It was a time outside of time, and so it was neither the best nor the worst of times. I can’t say where it fits within the many frames of moments that fill a life because it is not included in the frames. There is nothing to compare what it was to what other things are—it was different from them all—and so one of a kind.
It may be difficult to say exactly what it was or when it was, but I can tell you where it was. It was between my heart and yours. It was a feeling that transcended all others ever felt before. The world, the wind, the very moment that it occurred within, were all whisked away and dissolved into a distant background to the timeless unique moment. The moments that preceded the feeling were just normal moments. But then, every single moment up to that event if compared to it are really nothing at all. That is why it does not fit into the category of moments. It’s not fair to every other moment to make them compete with something that has no counterpart to compete with. Looked at by themselves, the moments around it were actually very good moments. I’m not trying to say that the preceding moments were bad. No, the preceding moments deserve credit for being truly good moments as far as moments are considered.
But that is all just a side-step from what this is all about. I don’t want to get distracted by moments. There is a time and a place to talk about the many moments that fill the albums of life, but I don’t wish to speak about those now.
I want to tell you about the time outside of time that the above paragraph was just a momentarily distraction from. The time outside of time. Yes. That is what you need to know about. I’ve never experienced a timeless moment in time before. And I had only ever hoped to dream about them. I thought that the dream of the experience would be as close as I could ever hope to get to anything so close to perfect. But, sometimes good things happen when unexpected—a truth for which I am indebtedly grateful to. Someday I wish to thank in person who is responsible for such things, but again, that is a thing for future time.
It’s difficult to talk about the time outside of time. It’s really a contradiction of all that is familiar. Because it is a one of a kind, kind of event, I think that it deserves its own set of words to describe it to you. I think that I should write a whole new language just to describe it to you. But I can’t always do the ideal as much as I would love to and as much as this timeless moment deserves it, I can’t. But I will do my very best. Maybe I will even do a bit better than my best. I shall try with all of my capacity that there is to offer.
I said at the beginning that the time outside of time occurred between us. That it did! Yes, at the time I didn’t know it or expect it. Everything was just like it always is. But then, I came around the corner and you were there. Even then, I didn’t realize that there was anything special happening. At first, you were just one of many people that filled a busy street. There were people everywhere. It is always difficult to see just one person out of a crowed for me. If there were a way to measure the probability of you and I out of all of them, the numbers would scold the thought of you and I. But, the moments outside of moments was larger than anything numbers could ever pretend to express.
It was not me, that I know. There was no reason that me being my normal me would ever have been enough. There was something big at work. I came around the corner, and you did too. In the hundreds of other times that I had ever gone around a corner and done the very same thing, I always would have just side-stepped without even looking at who I was sidestepping around, but not in that instance. For whatever reason, I stopped. Just forgot about everything.

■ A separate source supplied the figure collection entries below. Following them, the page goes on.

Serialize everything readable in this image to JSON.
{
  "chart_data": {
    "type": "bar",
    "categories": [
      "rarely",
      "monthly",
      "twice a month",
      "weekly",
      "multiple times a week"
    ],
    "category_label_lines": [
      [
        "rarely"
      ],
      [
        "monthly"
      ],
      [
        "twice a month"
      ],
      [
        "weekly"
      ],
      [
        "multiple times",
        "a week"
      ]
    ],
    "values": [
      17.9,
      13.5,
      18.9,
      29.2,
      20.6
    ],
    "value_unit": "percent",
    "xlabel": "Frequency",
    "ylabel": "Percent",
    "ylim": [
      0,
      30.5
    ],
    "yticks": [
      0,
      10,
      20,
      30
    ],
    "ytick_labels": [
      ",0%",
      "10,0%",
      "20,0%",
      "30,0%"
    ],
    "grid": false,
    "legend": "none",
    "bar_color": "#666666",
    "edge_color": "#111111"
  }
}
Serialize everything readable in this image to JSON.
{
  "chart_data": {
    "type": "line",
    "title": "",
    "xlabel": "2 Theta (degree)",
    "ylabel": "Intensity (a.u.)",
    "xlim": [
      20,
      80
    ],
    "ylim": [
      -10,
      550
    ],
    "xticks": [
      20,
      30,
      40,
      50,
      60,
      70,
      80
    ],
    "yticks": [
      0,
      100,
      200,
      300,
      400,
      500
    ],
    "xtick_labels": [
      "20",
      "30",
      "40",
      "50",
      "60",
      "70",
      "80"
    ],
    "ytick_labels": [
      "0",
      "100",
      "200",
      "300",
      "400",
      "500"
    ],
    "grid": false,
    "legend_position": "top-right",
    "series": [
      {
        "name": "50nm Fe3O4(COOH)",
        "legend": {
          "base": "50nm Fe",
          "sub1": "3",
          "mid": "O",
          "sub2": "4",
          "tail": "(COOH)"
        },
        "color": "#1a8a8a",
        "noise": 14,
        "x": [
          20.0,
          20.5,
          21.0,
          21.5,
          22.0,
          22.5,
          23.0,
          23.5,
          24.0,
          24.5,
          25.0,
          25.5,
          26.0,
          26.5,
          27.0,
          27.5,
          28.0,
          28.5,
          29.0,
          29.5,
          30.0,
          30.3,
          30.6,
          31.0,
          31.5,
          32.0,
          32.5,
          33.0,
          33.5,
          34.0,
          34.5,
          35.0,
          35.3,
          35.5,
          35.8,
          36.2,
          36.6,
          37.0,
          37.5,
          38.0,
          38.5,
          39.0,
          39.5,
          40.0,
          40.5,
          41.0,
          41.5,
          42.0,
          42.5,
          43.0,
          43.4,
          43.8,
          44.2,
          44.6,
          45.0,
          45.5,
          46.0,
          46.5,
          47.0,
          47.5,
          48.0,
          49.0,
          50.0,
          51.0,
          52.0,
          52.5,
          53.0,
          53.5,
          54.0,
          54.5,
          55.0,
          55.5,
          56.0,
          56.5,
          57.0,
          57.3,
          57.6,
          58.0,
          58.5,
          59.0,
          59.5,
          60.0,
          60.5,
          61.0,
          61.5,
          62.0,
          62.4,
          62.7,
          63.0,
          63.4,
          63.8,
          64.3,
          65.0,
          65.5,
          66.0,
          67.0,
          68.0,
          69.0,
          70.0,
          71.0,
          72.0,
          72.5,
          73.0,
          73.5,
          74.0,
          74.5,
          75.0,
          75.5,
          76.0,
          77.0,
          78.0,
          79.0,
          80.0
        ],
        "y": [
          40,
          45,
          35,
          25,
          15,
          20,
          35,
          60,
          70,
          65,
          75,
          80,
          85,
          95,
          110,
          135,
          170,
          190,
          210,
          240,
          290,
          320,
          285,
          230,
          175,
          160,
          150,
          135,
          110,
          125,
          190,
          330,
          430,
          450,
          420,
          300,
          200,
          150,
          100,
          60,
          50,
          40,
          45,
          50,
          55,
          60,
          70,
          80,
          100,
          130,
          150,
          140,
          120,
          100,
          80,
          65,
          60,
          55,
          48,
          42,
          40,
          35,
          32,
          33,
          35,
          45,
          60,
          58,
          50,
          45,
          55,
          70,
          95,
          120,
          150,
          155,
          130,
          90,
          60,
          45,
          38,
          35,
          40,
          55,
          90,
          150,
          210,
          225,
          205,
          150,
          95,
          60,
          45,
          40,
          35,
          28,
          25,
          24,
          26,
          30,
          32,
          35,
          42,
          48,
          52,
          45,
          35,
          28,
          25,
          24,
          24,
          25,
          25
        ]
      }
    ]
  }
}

You came around the corner too. You could just as easily sidestepped me as I was likely to sidestep you. Just keep on walking from point A to point B and never known that you were stepping around a once ina history timeless moment. You could have done the same thing as usual, but you looked right into my eyes that were looking right into your eyes. You and I. Two paths didn’t cross, they did not merge, they ran right into each other. Our eyes met and for me it was as though our futures collided so perfectly that they perfectly melded together.
That is when the timeless moment happened where my love that had been waiting found its heart. Right there in the middle of so much, you and I. Right there where no one ever expects to find love. You and I.
That is what it was from my perspective. There was me stuck in the middle of life that moved on day by day, hour by hour. Then there was there on the corner. You and I. That is my perspective on us meeting. I don’t know if that is the way you felt on that day. Looking into your eyes right there was looking into infinity. I knew what you would say, but I asked anyway. Conversation and laughter came as easily, but it was unnecessary. Everything That needed to be said could be said in a look, a smile, or a glance into each other’s eyes. From then on, every single day even when I have forget to say it, I still remember us. I still remember there. I still remember where. I remember the details. I remember the color of your hair as the sun touched a few strands, I remember the way the wind tossed it after you ran your fingers through it. I remember the smell of the market booths along the sides of the streets. I can remember the red dress that you wore swayed and danced in the breeze like flame around your legs. I can replay it in my head and count the number of times you blinked. I think I can even hear the sound of my breath leaving me as I saw you for the first time. But I can’t remember the time, just the timelessness of it.
Many years have come and gone, but that memory where you and I met and stepped forward from there together, I’ve not forgotten. After all these years together, you and I is still the sweetest memory—a memory that we are still making every day. A memory of joy and tears and pain and hope and laughter and love. A memory of life and forgiveness. A memory of you and I.